One last issue: Switching the sessions to YAML meant we'd either have to force everybody to log back in, or put in a temporary fallback to JSON. Fearing that someone would be editing a story when the switch was made and possibly lose their changes, I felt I had to keep everybody's sessions valid.

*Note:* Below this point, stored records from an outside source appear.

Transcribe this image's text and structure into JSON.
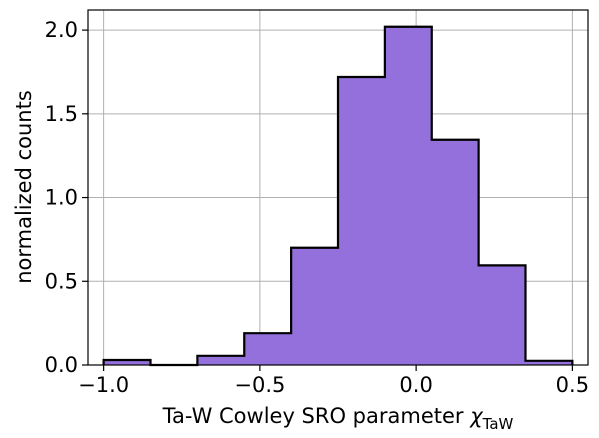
{
  "chart_data": {
    "type": "histogram",
    "xlabel": "Ta-W Cowley SRO parameter ",
    "xlabel_symbol": "χ",
    "xlabel_subscript": "TaW",
    "ylabel": "normalized counts",
    "xlim": [
      -1.05,
      0.55
    ],
    "ylim": [
      0,
      2.12
    ],
    "grid": true,
    "bar_color": "#9370DB",
    "edge_color": "#000000",
    "bin_edges": [
      -1.0,
      -0.85,
      -0.7,
      -0.55,
      -0.4,
      -0.25,
      -0.1,
      0.05,
      0.2,
      0.35,
      0.5
    ],
    "values": [
      0.03,
      0.0,
      0.055,
      0.19,
      0.7,
      1.72,
      2.02,
      1.345,
      0.595,
      0.025
    ],
    "x_ticks": [
      -1.0,
      -0.5,
      0.0,
      0.5
    ],
    "x_tick_labels": [
      "−1.0",
      "−0.5",
      "0.0",
      "0.5"
    ],
    "y_ticks": [
      0.0,
      0.5,
      1.0,
      1.5,
      2.0
    ],
    "y_tick_labels": [
      "0.0",
      "0.5",
      "1.0",
      "1.5",
      "2.0"
    ]
  }
}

This is Django's modified Session load & dump, based off of Eric's blog post, with some added conditionals to:
- Try loading with YAML
- If a syntax error occurs (i.e. the session was serialized with JSON), load using JSON
- If all else fails, just generate a new session (serializing with YAML)
def load(self):
dd = self._session_key.split("--")
# make sure we got both elements
if len(dd) == 2:
data = re.sub('%3D','=',dd[0])
# now make sure digest is valid
if dd[1] == self.generate_digest(data):
# valid. decode and load data
decoded_data = base64.b64decode(data)
# First load with YAML, if there is a YAML syntax error, then load with JSON
try:
print "trying yaml..."
obj = yaml.load(decoded_data)
except ValueError:
print "trying json..."
obj = simplejson.loads(decoded_data)
except:
print "Couldn't load data. A new session will be created."
obj = False
if obj:
print "got object"
# intercept _session_expiry
if obj.has_key("_session_expiry"):
obj['_session_expiry'] = datetime.datetime.fromtimestamp(int(obj['_session_expiry']))
return obj
else:
# if we get here, it was invalid and we should generate a new session
self.create()
return {}
def _get_session_key(self):
obj = getattr(self, '_session_cache', {})

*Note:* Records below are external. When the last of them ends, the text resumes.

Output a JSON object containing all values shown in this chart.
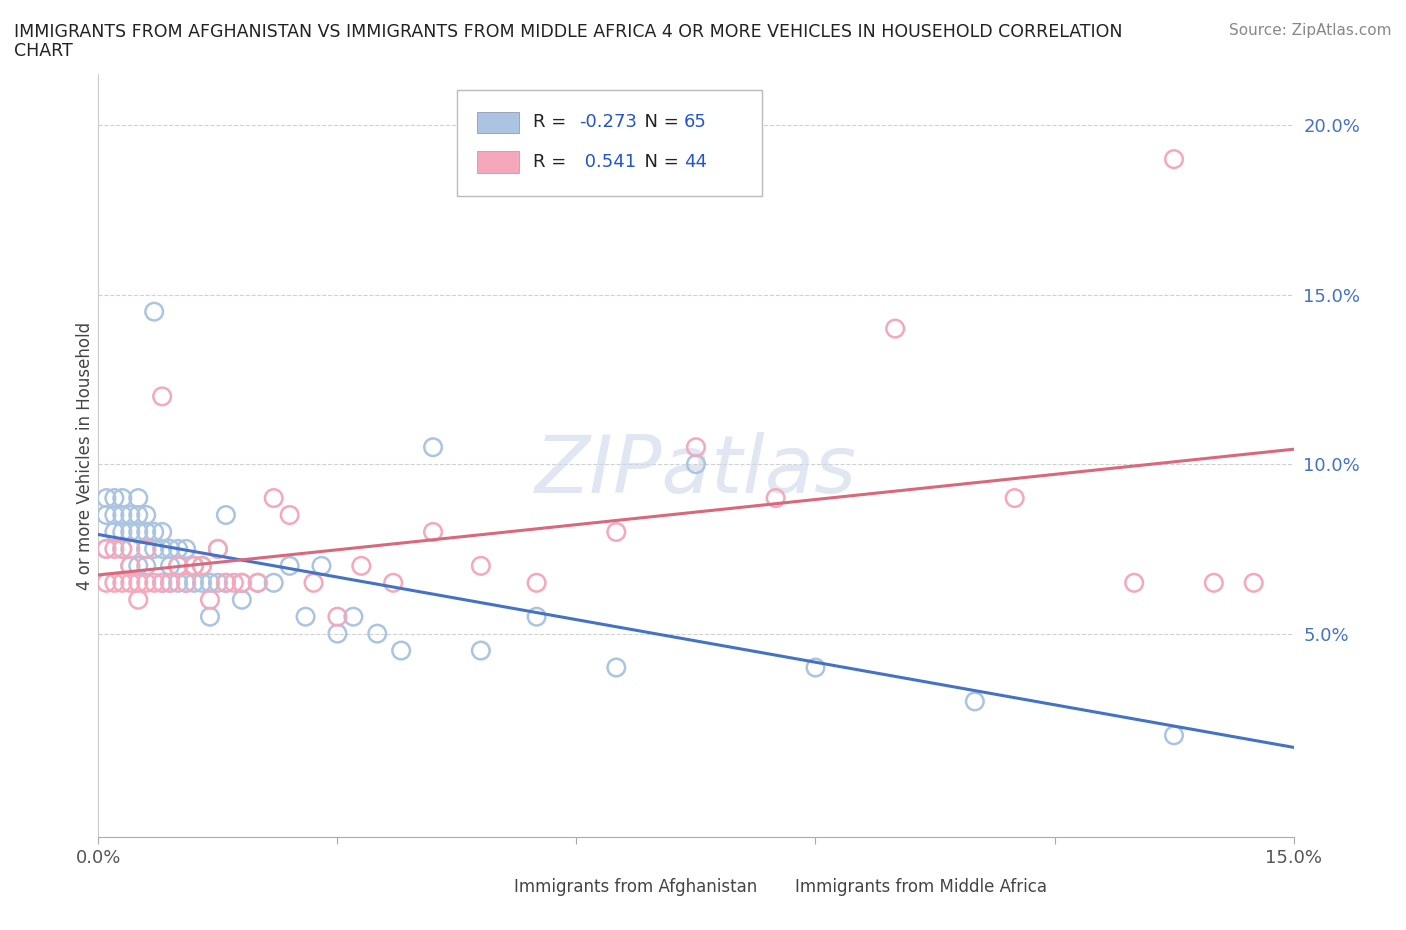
{
  "title_line1": "IMMIGRANTS FROM AFGHANISTAN VS IMMIGRANTS FROM MIDDLE AFRICA 4 OR MORE VEHICLES IN HOUSEHOLD CORRELATION",
  "title_line2": "CHART",
  "source_text": "Source: ZipAtlas.com",
  "ylabel": "4 or more Vehicles in Household",
  "xlim": [
    0.0,
    0.15
  ],
  "ylim": [
    -0.01,
    0.215
  ],
  "ytick_positions": [
    0.05,
    0.1,
    0.15,
    0.2
  ],
  "ytick_labels": [
    "5.0%",
    "10.0%",
    "15.0%",
    "20.0%"
  ],
  "afghanistan_R": -0.273,
  "afghanistan_N": 65,
  "middle_africa_R": 0.541,
  "middle_africa_N": 44,
  "afghanistan_color": "#aac4e2",
  "afghanistan_line_color": "#4472c4",
  "middle_africa_color": "#f5a8bc",
  "middle_africa_line_color": "#d9687a",
  "watermark": "ZIPatlas",
  "legend_label_1": "Immigrants from Afghanistan",
  "legend_label_2": "Immigrants from Middle Africa",
  "afghanistan_x": [
    0.001,
    0.001,
    0.001,
    0.002,
    0.002,
    0.002,
    0.003,
    0.003,
    0.003,
    0.003,
    0.004,
    0.004,
    0.004,
    0.004,
    0.005,
    0.005,
    0.005,
    0.005,
    0.006,
    0.006,
    0.006,
    0.006,
    0.007,
    0.007,
    0.007,
    0.008,
    0.008,
    0.008,
    0.009,
    0.009,
    0.009,
    0.01,
    0.01,
    0.01,
    0.011,
    0.011,
    0.012,
    0.012,
    0.013,
    0.013,
    0.014,
    0.014,
    0.015,
    0.015,
    0.016,
    0.016,
    0.018,
    0.018,
    0.02,
    0.022,
    0.024,
    0.026,
    0.028,
    0.03,
    0.032,
    0.035,
    0.038,
    0.042,
    0.048,
    0.055,
    0.065,
    0.075,
    0.09,
    0.11,
    0.135
  ],
  "afghanistan_y": [
    0.09,
    0.085,
    0.075,
    0.09,
    0.085,
    0.08,
    0.09,
    0.085,
    0.08,
    0.075,
    0.085,
    0.08,
    0.075,
    0.07,
    0.09,
    0.085,
    0.08,
    0.07,
    0.085,
    0.08,
    0.075,
    0.07,
    0.145,
    0.08,
    0.075,
    0.08,
    0.075,
    0.065,
    0.075,
    0.07,
    0.065,
    0.075,
    0.07,
    0.065,
    0.075,
    0.065,
    0.07,
    0.065,
    0.065,
    0.07,
    0.065,
    0.055,
    0.065,
    0.075,
    0.085,
    0.065,
    0.065,
    0.06,
    0.065,
    0.065,
    0.07,
    0.055,
    0.07,
    0.05,
    0.055,
    0.05,
    0.045,
    0.105,
    0.045,
    0.055,
    0.04,
    0.1,
    0.04,
    0.03,
    0.02
  ],
  "middle_africa_x": [
    0.001,
    0.001,
    0.002,
    0.002,
    0.003,
    0.003,
    0.004,
    0.004,
    0.005,
    0.005,
    0.006,
    0.006,
    0.007,
    0.008,
    0.008,
    0.009,
    0.01,
    0.011,
    0.012,
    0.013,
    0.014,
    0.015,
    0.016,
    0.017,
    0.018,
    0.02,
    0.022,
    0.024,
    0.027,
    0.03,
    0.033,
    0.037,
    0.042,
    0.048,
    0.055,
    0.065,
    0.075,
    0.085,
    0.1,
    0.115,
    0.13,
    0.135,
    0.14,
    0.145
  ],
  "middle_africa_y": [
    0.075,
    0.065,
    0.075,
    0.065,
    0.075,
    0.065,
    0.07,
    0.065,
    0.065,
    0.06,
    0.075,
    0.065,
    0.065,
    0.12,
    0.065,
    0.065,
    0.07,
    0.065,
    0.07,
    0.07,
    0.06,
    0.075,
    0.065,
    0.065,
    0.065,
    0.065,
    0.09,
    0.085,
    0.065,
    0.055,
    0.07,
    0.065,
    0.08,
    0.07,
    0.065,
    0.08,
    0.105,
    0.09,
    0.14,
    0.09,
    0.065,
    0.19,
    0.065,
    0.065
  ]
}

# intercept _session_expiry
if obj.has_key("_session_expiry") and isinstance(obj['_session_expiry'],datetime.datetime):
obj['_session_expiry'] = obj['_session_expiry'].strftime("%s")
# add session_id if it's not present
if not obj.has_key("session_id"):
obj['session_id'] = rand.bytes(16).encode('hex_codec')
# Dump to YAML, then encode as base64
enc = base64.b64encode(yaml.dump(obj))
return "--".join([re.sub('=','%3D',enc),self.generate_digest(enc)])
And the corresponding session_store.rb in Rails:
class YAMLVerifier < ActiveSupport::MessageVerifier
def verify(signed_message)
raise InvalidSignature if signed_message.blank?
data, digest = signed_message.split("--")
if data.present? && digest.present? && secure_compare(digest, generate_digest(data))
# First load with @serializer (YAML), if there is a YAML syntax error, then decode with JSON
begin
@serializer.load(::Base64.decode64(data))
rescue Psych::SyntaxError
Rails.logger.info "Caught YAML syntax error. Decoding with JSON."
ActiveSupport::JSON.decode(Base64.decode64(data.gsub('%3D','=')))
end
else
raise InvalidSignature
end
end
def generate(value)
data = ::Base64.strict_encode64(@serializer.dump(convert(value)))
"#{data}--#{generate_digest(data)}"
end
def convert(value)
# If it isn't present, add in session_expiry to support django
if value.is_a?(Hash)
if !value.has_key?("_session_expiry")
value['_session_expiry'] = (Time.now() + 30*86400).strftime("%s") # expire in 30 days
end
end
return value
end
end
module ActionDispatch
class Cookies
class SignedCookieJar
def initialize(parent_jar, secret)
ensure_secret_secure(secret)
@parent_jar = parent_jar
@verifier = YAMLVerifier.new(secret, serializer: YAML)
end
end
end
end
In 30 days (or whatever you have your sessions expiry set to), everybody should be on YAML and you can remove the fallbacks.
In order to allow a session created via Rails to be properly read in Django, I also found I had to add this to SessionController#create:
session['_auth_user_backend'] = 'django.contrib.auth.backends.ModelBackend'
Django requires that key, so it's just being hard-coded into for now.
And that should be "all there is to it"!